L’idea di una morte così terrificante mi dà
la forza di compiere un passo pericoloso. Mi
metto in nota per andare a lavorare come
agricoltore a Kempten in Baviera, vicino al
lago di Costanza. Marcello è d’accordo con
me. All’ultimo momento però non ce la
sentiamo di rinunciare alla nostra qualifica
di ufficiale per prendere quella di
lavoratore civile; e così ci rifiutiamo di
firmare e restiamo nel campo. Dure giornate,
fino al 26. Finalmente il 26, domenica,
nella baracca di fronte alla nostra, vengono
installati una ventina di russi. Si sparge
subito la voce che sono gli addetti ai
forni, e quindi ben provvisti di pane.
Allora i più affamati, i “senza pacchi”, ci
precipitiamo da loro con un oggetto
qualsiasi da barattare con pane. Io ho un
portasigarette in “Plexiglass”, vecchio e
rotto, e lo cedo molto volentieri in cambio
di pane che in poco tempo faccio fuori con
l’aiuto di Marcello. E così, per quel
giorno, è scomparso il pericolo della fame.
Il giorno dopo, 27, arriva un pacco a
Marcello: grande gioia per entrambi. Ma cosa
può durare un pacco in due. Il ricordo delle
recenti sofferenze ci fa decidere entrambi a
smettere di fumare. Conserviamo le sigarette
ricevute per mutarle in pane nei momenti
peggiori. Facciamo anche un piccolo
inventario della roba che ci resta da
barattare. A me resta poco; Marcello ha
deciso di cedere, in casi estremi, anche il
vestito borghese. Abbiamo calcolato di poter
tirare avanti ancora per un mese o poco più.

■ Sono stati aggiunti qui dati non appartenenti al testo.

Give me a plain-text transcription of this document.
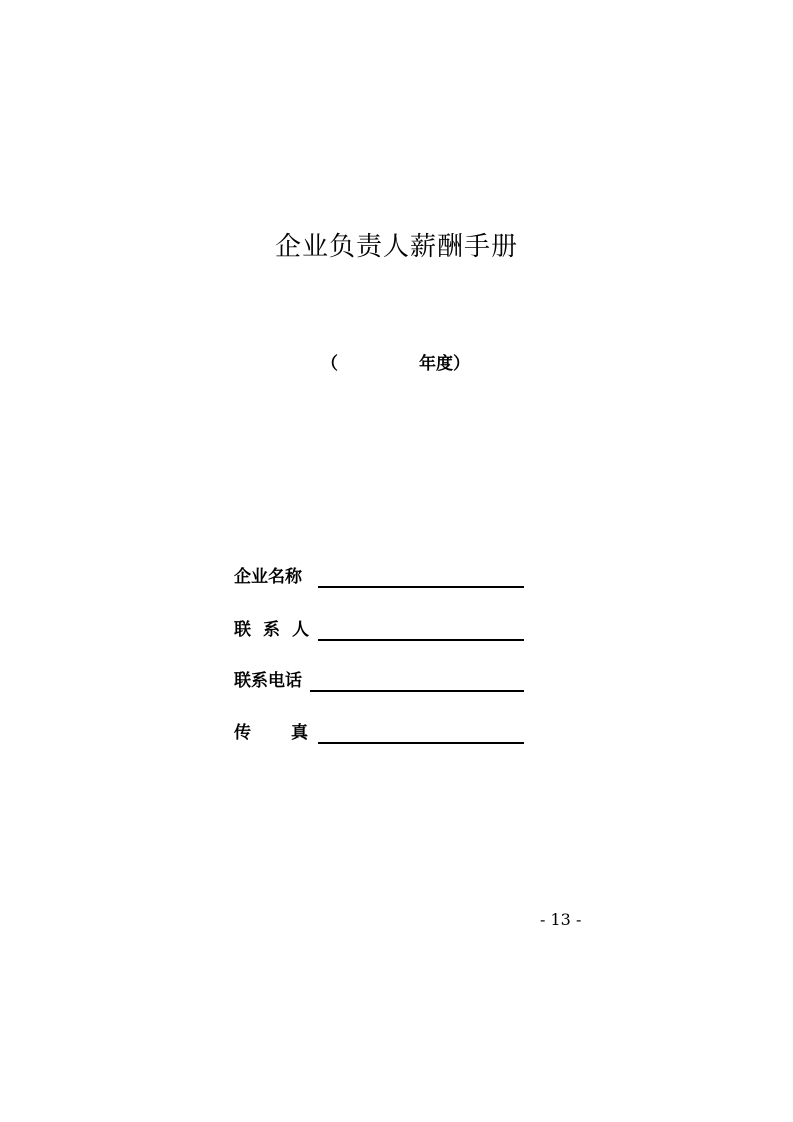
企业负责人薪酬手册
（	年度）
企业名称
联系人
联系电话
传真
- 13 -
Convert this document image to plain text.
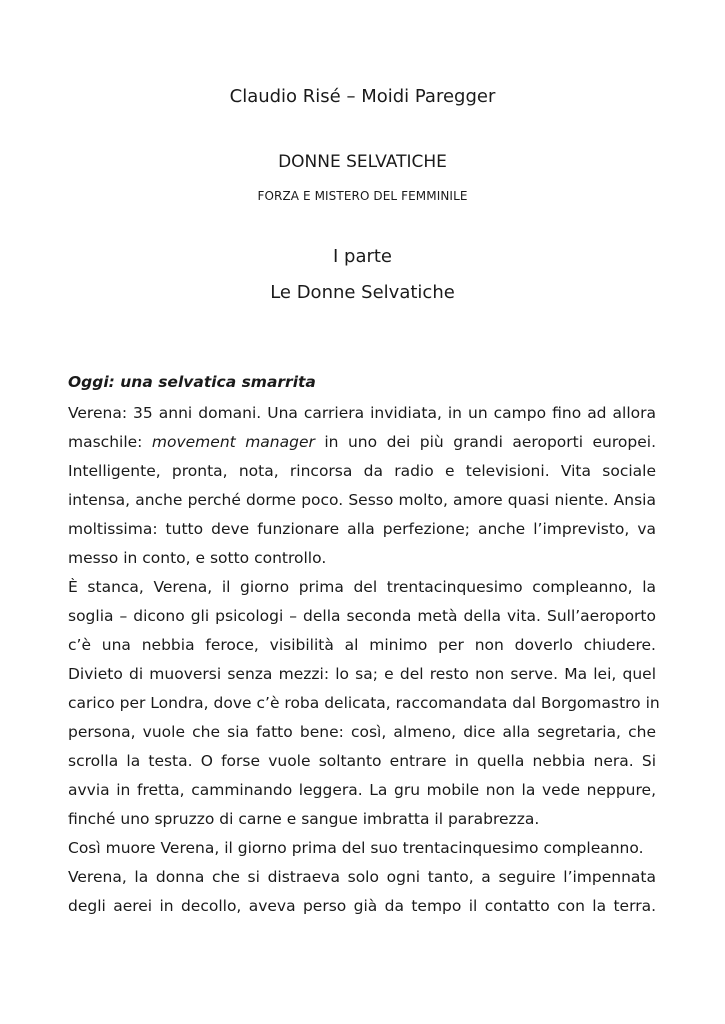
Claudio Risé – Moidi Paregger
DONNE SELVATICHE
FORZA E MISTERO DEL FEMMINILE
I parte
Le Donne Selvatiche
Oggi: una selvatica smarrita
Verena: 35 anni domani. Una carriera invidiata, in un campo fino ad allora
maschile: movement manager in uno dei più grandi aeroporti europei.
Intelligente, pronta, nota, rincorsa da radio e televisioni. Vita sociale
intensa, anche perché dorme poco. Sesso molto, amore quasi niente. Ansia
moltissima: tutto deve funzionare alla perfezione; anche l’imprevisto, va
messo in conto, e sotto controllo.
È stanca, Verena, il giorno prima del trentacinquesimo compleanno, la
soglia – dicono gli psicologi – della seconda metà della vita. Sull’aeroporto
c’è una nebbia feroce, visibilità al minimo per non doverlo chiudere.
Divieto di muoversi senza mezzi: lo sa; e del resto non serve. Ma lei, quel
carico per Londra, dove c’è roba delicata, raccomandata dal Borgomastro in
persona, vuole che sia fatto bene: così, almeno, dice alla segretaria, che
scrolla la testa. O forse vuole soltanto entrare in quella nebbia nera. Si
avvia in fretta, camminando leggera. La gru mobile non la vede neppure,
finché uno spruzzo di carne e sangue imbratta il parabrezza.
Così muore Verena, il giorno prima del suo trentacinquesimo compleanno.
Verena, la donna che si distraeva solo ogni tanto, a seguire l’impennata
degli aerei in decollo, aveva perso già da tempo il contatto con la terra.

Alla fine, se proprio non riusciamo a
cavarcela, ci decidiamo anche a fare il
doloroso passo. Molti vanno fuori in questi
giorni a lavorare come agricoltori. Eravamo
circa 200: siamo rimasti in 100, e fra
giorni ci ridurremo ancora. Una notte, non
ricordo bene se quella del 16 o del 17, ho
sognato mamma che si recava a Pescara su di
una biga per mancanza di altri mezzi.
L’altra mattina poi mi sono svegliato
proprio mentre nelle vicinanze passava un
treno. Il rumore era uguale a quello che
sentivo tanti anni fa svegliandomi a casa,
nelle stesse giornate di novembre quando
funzionava il frantoio. Ho pianto pensando
che in quel momento il frantoio funzionava
veramente; alla sveglia ho fatto la SS.
Comunione ed ho pregato Iddio affinché la
mia immaginazione fosse realtà.
Dicembre
Il giorno 4 ci avvertono che presto dovremo
ripartire forse per Norimberga.
Evidentemente i russi hanno sferrato
l’attacco nel nostro settore. E così, dopo
quasi un anno, abbandono la Pomerania dove
ho tanto sofferto, e dove certamente non
tornerò mai più per nessun motivo. Partiamo
il 7 dopo aver fatto due disinfestazioni per
me disastrose. Marcello la sera del 6 ritira
due pacchi: perciò siamo abbastanza carichi.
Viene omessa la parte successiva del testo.